Over 126 billion files exposed on Amazon's public cloud, as revealed by a security company.
In a recent discovery, security company Rapid7 uncovered thousands of files containing sensitive information, such as sales records, employee personal details, unencrypted passwords, and video game source code, stored in publicly accessible Amazon S3 cloud storage buckets.
The research, which analyzed a cross-section of 40,000 files from these publicly accessible buckets, highlights the dangers of lax security practices when data is stored on the cloud.

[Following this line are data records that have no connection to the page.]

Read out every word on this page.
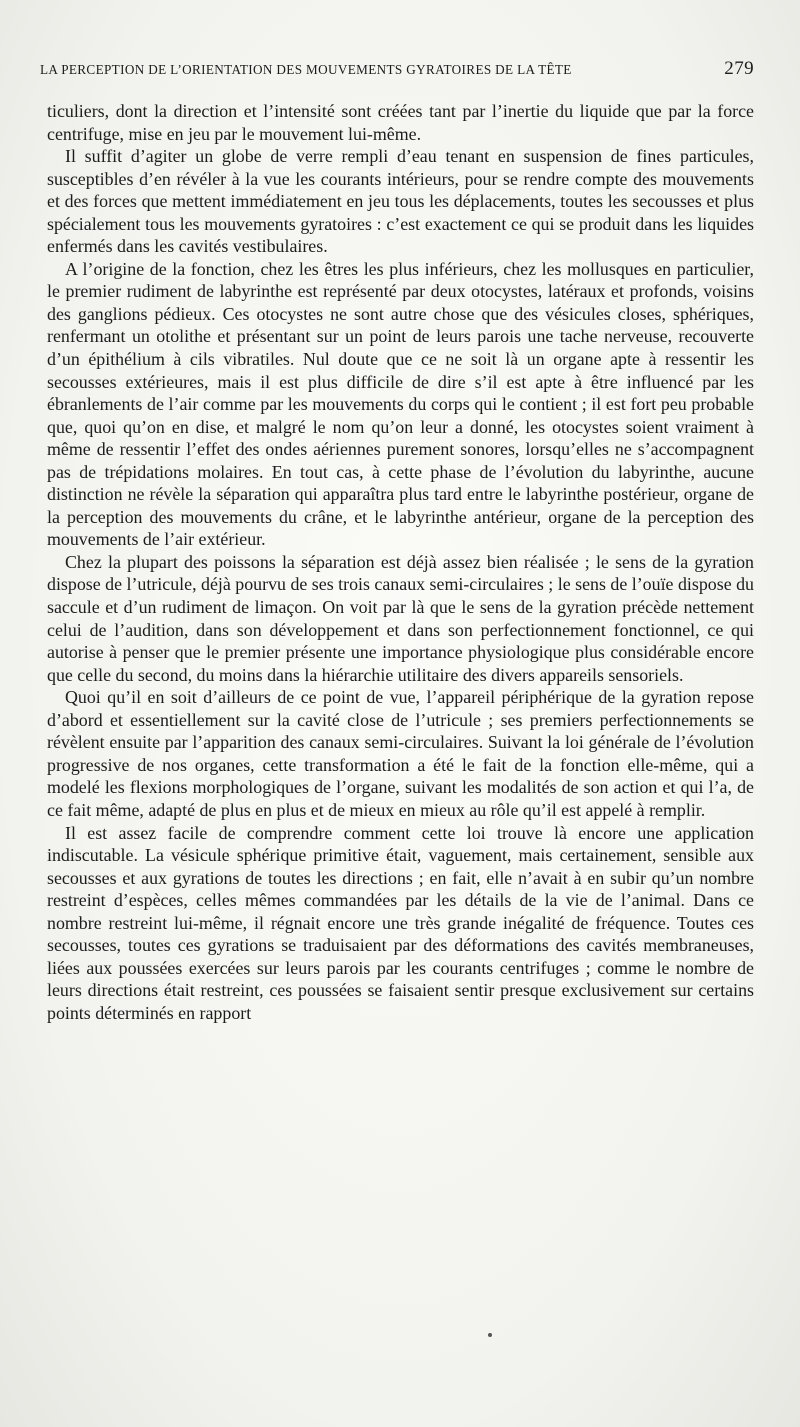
LA PERCEPTION DE L’ORIENTATION DES MOUVEMENTS GYRATOIRES DE LA TÊTE	279

ticuliers, dont la direction et l’intensité sont créées tant par l’inertie du liquide que par la force centrifuge, mise en jeu par le mouvement lui-même.

Il suffit d’agiter un globe de verre rempli d’eau tenant en suspension de fines particules, susceptibles d’en révéler à la vue les courants intérieurs, pour se rendre compte des mouvements et des forces que mettent immédiatement en jeu tous les déplacements, toutes les secousses et plus spécialement tous les mouvements gyratoires : c’est exactement ce qui se produit dans les liquides enfermés dans les cavités vestibulaires.

A l’origine de la fonction, chez les êtres les plus inférieurs, chez les mollusques en particulier, le premier rudiment de labyrinthe est représenté par deux otocystes, latéraux et profonds, voisins des ganglions pédieux. Ces otocystes ne sont autre chose que des vésicules closes, sphériques, renfermant un otolithe et présentant sur un point de leurs parois une tache nerveuse, recouverte d’un épithélium à cils vibratiles. Nul doute que ce ne soit là un organe apte à ressentir les secousses extérieures, mais il est plus difficile de dire s’il est apte à être influencé par les ébranlements de l’air comme par les mouvements du corps qui le contient ; il est fort peu probable que, quoi qu’on en dise, et malgré le nom qu’on leur a donné, les otocystes soient vraiment à même de ressentir l’effet des ondes aériennes purement sonores, lorsqu’elles ne s’accompagnent pas de trépidations molaires. En tout cas, à cette phase de l’évolution du labyrinthe, aucune distinction ne révèle la séparation qui apparaîtra plus tard entre le labyrinthe postérieur, organe de la perception des mouvements du crâne, et le labyrinthe antérieur, organe de la perception des mouvements de l’air extérieur.

Chez la plupart des poissons la séparation est déjà assez bien réalisée ; le sens de la gyration dispose de l’utricule, déjà pourvu de ses trois canaux semi-circulaires ; le sens de l’ouïe dispose du saccule et d’un rudiment de limaçon. On voit par là que le sens de la gyration précède nettement celui de l’audition, dans son développement et dans son perfectionnement fonctionnel, ce qui autorise à penser que le premier présente une importance physiologique plus considérable encore que celle du second, du moins dans la hiérarchie utilitaire des divers appareils sensoriels.

Quoi qu’il en soit d’ailleurs de ce point de vue, l’appareil périphérique de la gyration repose d’abord et essentiellement sur la cavité close de l’utricule ; ses premiers perfectionnements se révèlent ensuite par l’apparition des canaux semi-circulaires. Suivant la loi générale de l’évolution progressive de nos organes, cette transformation a été le fait de la fonction elle-même, qui a modelé les flexions morphologiques de l’organe, suivant les modalités de son action et qui l’a, de ce fait même, adapté de plus en plus et de mieux en mieux au rôle qu’il est appelé à remplir.

Il est assez facile de comprendre comment cette loi trouve là encore une application indiscutable. La vésicule sphérique primitive était, vaguement, mais certainement, sensible aux secousses et aux gyrations de toutes les directions ; en fait, elle n’avait à en subir qu’un nombre restreint d’espèces, celles mêmes commandées par les détails de la vie de l’animal. Dans ce nombre restreint lui-même, il régnait encore une très grande inégalité de fréquence. Toutes ces secousses, toutes ces gyrations se traduisaient par des déformations des cavités membraneuses, liées aux poussées exercées sur leurs parois par les courants centrifuges ; comme le nombre de leurs directions était restreint, ces poussées se faisaient sentir presque exclusivement sur certains points déterminés en rapport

Rapid7 successfully guessed the URLs of 12,328 buckets on the S3 service by inserting the names of Fortune 500 companies into the standard URL format for S3.
Astonishingly, of the 12,328 buckets guessed, 1,951 were set to 'public', meaning their contents were accessible to anyone who knew or guessed the URL. This discovery underscores the importance of properly configuring access settings for cloud storage services.
Amazon sets the S3 buckets to private by default, but it appears that some companies have inadvertently changed the access settings, potentially exposing their sensitive data to the internet.
To secure Amazon S3 buckets from public access and protect sensitive data, it is recommended to:
- Block all public access using AWS S3 Block Public Access settings, which centrally prevent any bucket or object from being publicly accessible unless explicitly allowed.
- Carefully configure bucket policies and access control lists (ACLs) to follow the principle of least privilege, granting only required permissions to specific AWS IAM roles or users rather than public or overly permissive access.
- Enable bucket versioning to protect against accidental overwrites or deletions.
- Use encryption both at rest and in transit to protect data confidentiality.
- Continuously monitor and audit access using AWS CloudTrail for logging, GuardDuty for threat detection, and AWS Config rules for compliance checking and automatic remediation of misconfigurations like unencrypted or publicly exposed buckets.
- Leverage Amazon Macie or similar services to discover and classify sensitive data such as personally identifiable information (PII) within buckets, helping to identify where additional controls or remediation might be needed.
- Implement automated security controls such as AWS Config rules that can enforce best practices like mandatory encryption and block public writes without manual intervention.
- Set up IAM policies and roles carefully to control who can create, access, or modify buckets and their content, rather than relying on ACLs which are harder to maintain securely.
These steps help prevent accidental public exposure, unauthorized access, and data leaks, ensuring sensitive data in S3 buckets remains protected. Vigilant configuration, encryption, monitoring, and automated compliance enforcement are critical pillars of securing S3 storage.
Rapid7 advises companies to check whether their S3 buckets are set to public and to consider what data is stored in public S3 buckets and whether it should be exposed to the internet. Properly securing cloud storage services is essential to prevent potential misuse of data for malicious purposes or compromise of user accounts, as well as to protect against data breaches and maintain compliance with regulations.
Amazon provides a guide on keeping data stored on the S3 service secure. By following best practices and taking proactive measures to secure their S3 buckets, companies can help ensure the safety and integrity of their sensitive data on the cloud.
Data-and-cloud-computing practices, such as Amazon S3 cloud storage, rely heavily on technology to store and manage sensitive information. However, the Rapid7 research highlights the risks associated with lax security, as many companies inadvertently configure their S3 buckets to 'public', exposing sensitive data like sales records, employee details, and unencrypted passwords to potential threats.